Silicosis, also known as silicosis, is a common form of pneumoconiosis, usually caused by long-term exposure to dust and inhalation of large quantities of silica-containing dust, resulting in a disease dominated by fibrosis of the lungs.

The lung damage caused by silicosis is irreversible, and many scientists have tried to find new treatment strategies to slow down the course of silicosis and improve the quality of life of patients.

In a recent article in Nutrients, a scientific team found that NMN treatment resulted in positive changes in lung tissue, with a significant reduction in inflammatory cells and inflammatory infiltrates, confirming that NMN does indeed reduce lung injury in mice. NMN supplementation may be an effective therapeutic strategy to alleviate silicosis.


To simulate silicosis, the researchers induced silicosis by introducing silica powder directly into the trachea of mice. The trachea was then insufflated daily with saline, low-dose NMN (500mg/kg), and high-dose NMN (1000mg/kg). Then 2 additional control groups were set up, both without silicosis treatment, one saline control and one NMN (1000mg/kg) control. The details are shown in Table 1, divided into Sham, Vehicle, NMN-H, NMN-L, and NMN-con.


I. NMN mitigates lung damage caused by silica

Compared with the Sham mice, the Vehicle mice showed significantly higher lung weight factors, pathological scores and collagen volume scores, severe disruption of lung tissue structure, and a significant increase in collagen fibre deposition in interstitial tissue after 28 days of silica exposure. This indicates that silica powder can indeed cause lung damage.

In contrast, the lung tissue structure of mice in the NMN-H group was more intact, with only a few small inflammatory cell nodules.The degree of lung injury in the NMN-L group was also lower than that in the Vehicle group, suggesting that NMN significantly attenuated silica-induced lung injury.


II. NMN alleviates silica-induced oxidative stress and immune disorders

To investigate how NMN mitigates silica-induced lung injury, scientists conducted an in-depth study. Since previous studies have confirmed that oxidative stress is a major mechanism by which silica causes lung injury, the researchers measured ROS levels in lung cells.

As expected, ROS levels were significantly elevated in the lung tissue of mice in the Vehicle group, and were significantly reduced in the NMN-H group with 1000 mg/kg NMN. However, the NMN-L group with 500 mg/kg NMN did not reduce the ROS level at 7 days, and still reduced it at 28 days, and the reduction was not as effective as that of the NMN-H group.

Since glutathione (GSH) is one of the main substrates for ROS scavenging, the researchers also measured glutathione levels in lung tissue. The results showed that GSH expression was reduced in the lung tissues of mice in the silica-exposed Vehicle group compared to the Sham group, while it was dose-dependently elevated in the lung tissues after NMN supplementation.
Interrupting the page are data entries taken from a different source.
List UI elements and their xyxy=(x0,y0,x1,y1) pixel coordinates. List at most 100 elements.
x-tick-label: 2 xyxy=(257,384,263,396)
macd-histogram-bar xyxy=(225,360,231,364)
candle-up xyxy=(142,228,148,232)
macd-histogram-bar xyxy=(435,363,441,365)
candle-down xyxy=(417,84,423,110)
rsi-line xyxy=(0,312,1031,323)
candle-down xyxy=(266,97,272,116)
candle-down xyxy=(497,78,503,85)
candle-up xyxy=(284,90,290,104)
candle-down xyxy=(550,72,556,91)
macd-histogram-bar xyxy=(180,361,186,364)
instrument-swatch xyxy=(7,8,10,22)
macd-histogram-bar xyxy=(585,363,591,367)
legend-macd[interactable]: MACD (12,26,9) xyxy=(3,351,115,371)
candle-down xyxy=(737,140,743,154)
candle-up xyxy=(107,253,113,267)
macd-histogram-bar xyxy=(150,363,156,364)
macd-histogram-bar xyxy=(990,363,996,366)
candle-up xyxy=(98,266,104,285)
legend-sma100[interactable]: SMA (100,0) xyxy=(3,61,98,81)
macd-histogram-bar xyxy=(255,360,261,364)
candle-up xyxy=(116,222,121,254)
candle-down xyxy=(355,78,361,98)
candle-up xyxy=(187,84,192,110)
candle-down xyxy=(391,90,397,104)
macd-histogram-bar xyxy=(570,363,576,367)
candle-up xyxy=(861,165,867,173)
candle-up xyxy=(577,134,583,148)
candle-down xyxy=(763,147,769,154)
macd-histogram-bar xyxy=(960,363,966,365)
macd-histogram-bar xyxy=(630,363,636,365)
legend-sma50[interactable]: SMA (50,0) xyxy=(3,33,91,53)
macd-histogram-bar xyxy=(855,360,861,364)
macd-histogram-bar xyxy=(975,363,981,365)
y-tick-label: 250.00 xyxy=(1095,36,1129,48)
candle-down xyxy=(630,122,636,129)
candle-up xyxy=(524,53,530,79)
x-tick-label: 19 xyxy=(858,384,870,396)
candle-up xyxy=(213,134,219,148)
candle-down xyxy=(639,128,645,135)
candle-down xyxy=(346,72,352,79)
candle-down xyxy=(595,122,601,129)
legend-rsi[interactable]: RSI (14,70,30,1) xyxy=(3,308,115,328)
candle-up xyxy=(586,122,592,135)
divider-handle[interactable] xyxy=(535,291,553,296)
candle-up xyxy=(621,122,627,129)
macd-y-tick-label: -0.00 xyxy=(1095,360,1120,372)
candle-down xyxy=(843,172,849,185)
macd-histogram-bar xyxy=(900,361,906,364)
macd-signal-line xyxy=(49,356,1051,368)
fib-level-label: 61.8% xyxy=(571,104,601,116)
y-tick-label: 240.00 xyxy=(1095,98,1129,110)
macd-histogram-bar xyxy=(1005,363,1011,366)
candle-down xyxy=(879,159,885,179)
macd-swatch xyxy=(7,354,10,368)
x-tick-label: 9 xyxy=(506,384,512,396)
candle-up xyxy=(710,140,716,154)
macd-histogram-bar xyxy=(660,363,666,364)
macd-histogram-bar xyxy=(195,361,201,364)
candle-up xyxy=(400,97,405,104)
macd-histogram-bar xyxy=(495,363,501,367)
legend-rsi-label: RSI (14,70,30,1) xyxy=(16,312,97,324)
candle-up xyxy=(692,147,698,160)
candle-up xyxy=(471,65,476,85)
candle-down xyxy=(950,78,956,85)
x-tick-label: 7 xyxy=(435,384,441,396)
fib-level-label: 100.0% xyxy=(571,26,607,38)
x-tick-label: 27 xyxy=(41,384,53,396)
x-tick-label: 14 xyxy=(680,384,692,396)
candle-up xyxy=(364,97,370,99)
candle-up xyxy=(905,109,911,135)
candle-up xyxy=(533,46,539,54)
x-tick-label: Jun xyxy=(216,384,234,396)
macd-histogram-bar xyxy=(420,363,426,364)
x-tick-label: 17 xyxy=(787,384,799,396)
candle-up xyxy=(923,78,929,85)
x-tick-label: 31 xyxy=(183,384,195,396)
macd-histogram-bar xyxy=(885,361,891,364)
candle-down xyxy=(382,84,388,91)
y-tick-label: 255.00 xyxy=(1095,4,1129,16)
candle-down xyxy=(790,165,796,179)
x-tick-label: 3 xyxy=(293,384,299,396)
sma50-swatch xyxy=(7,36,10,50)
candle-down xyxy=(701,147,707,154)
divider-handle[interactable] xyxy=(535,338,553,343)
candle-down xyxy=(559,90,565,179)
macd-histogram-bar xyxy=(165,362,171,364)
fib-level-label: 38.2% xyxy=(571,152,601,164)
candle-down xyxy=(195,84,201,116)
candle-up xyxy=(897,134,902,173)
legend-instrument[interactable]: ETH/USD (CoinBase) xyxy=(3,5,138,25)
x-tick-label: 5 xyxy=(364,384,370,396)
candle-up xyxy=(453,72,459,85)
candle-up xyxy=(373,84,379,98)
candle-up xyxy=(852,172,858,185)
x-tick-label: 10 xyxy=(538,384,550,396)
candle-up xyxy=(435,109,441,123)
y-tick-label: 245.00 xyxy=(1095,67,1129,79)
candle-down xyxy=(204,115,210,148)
Both indicators suggested that NMN alleviated silica-induced oxidative stress injury in the lungs.

In addition, due to the presence of inflammation, the researchers also examined the immune profile of the lung tissue. The results showed an abnormal increase in the proportion of macrophages, CD4+ CD69+ T cells and CD8+ CD69+ T cells, both on day 7 and day 28. This suggests that silica can disrupt the immune balance of lung tissue, leading to inflammatory damage.

In contrast, both 500 mg/kg and 1000 mg/kg NMN reduced the macrophage, CD4+ CD69+ T cell and CD8+ CD69+ T cell ratios in the lung tissues and almost restored them to the level of the Sham group. This suggests that NMN alleviated silica-induced inflammatory damage and corrected the immune disorders in lung tissues.


III. NMN promotes GSH synthesis and reduces oxidative damage

It is not enough to know that NMN reduces oxidative stress and corrects immune disorders, in order to further understand the protective mechanism of NMN on silicosis, the researchers measured the expression of related genes. Among them, Gstm1, Gsto1, Gsta4, and Mgst1 have significant changes in expression and are involved in the regulation of multiple signalling pathways, so they became the focus of the study.

Gstm1 and Mgst1 are target genes of the antioxidant pathway Nrf2, and the expression of Nrf2 mRNA and Nrf2 protein was subsequently measured, and it was found that silica decreased the expression of both, which was up-regulated by supplementation of NMN. By observation, they found that NMN could promote Nrf2 entry into the nucleus, implying that NMN may regulate the expression of antioxidant-related genes by promoting Nrf2 expression and nuclear translocation.

Subsequently, by querying the gene interaction network, it was finally found that NMN promotes GSH synthesis by up-regulating the expression of antioxidant genes, such as Nrf2, thus scavenging ROS and alleviating oxidative damage in the lungs.

NMN has already gained widespread attention as an anti-aging and repairing treatment, and this study of silicosis therapeutic methods has once again demonstrated the potential of NMN.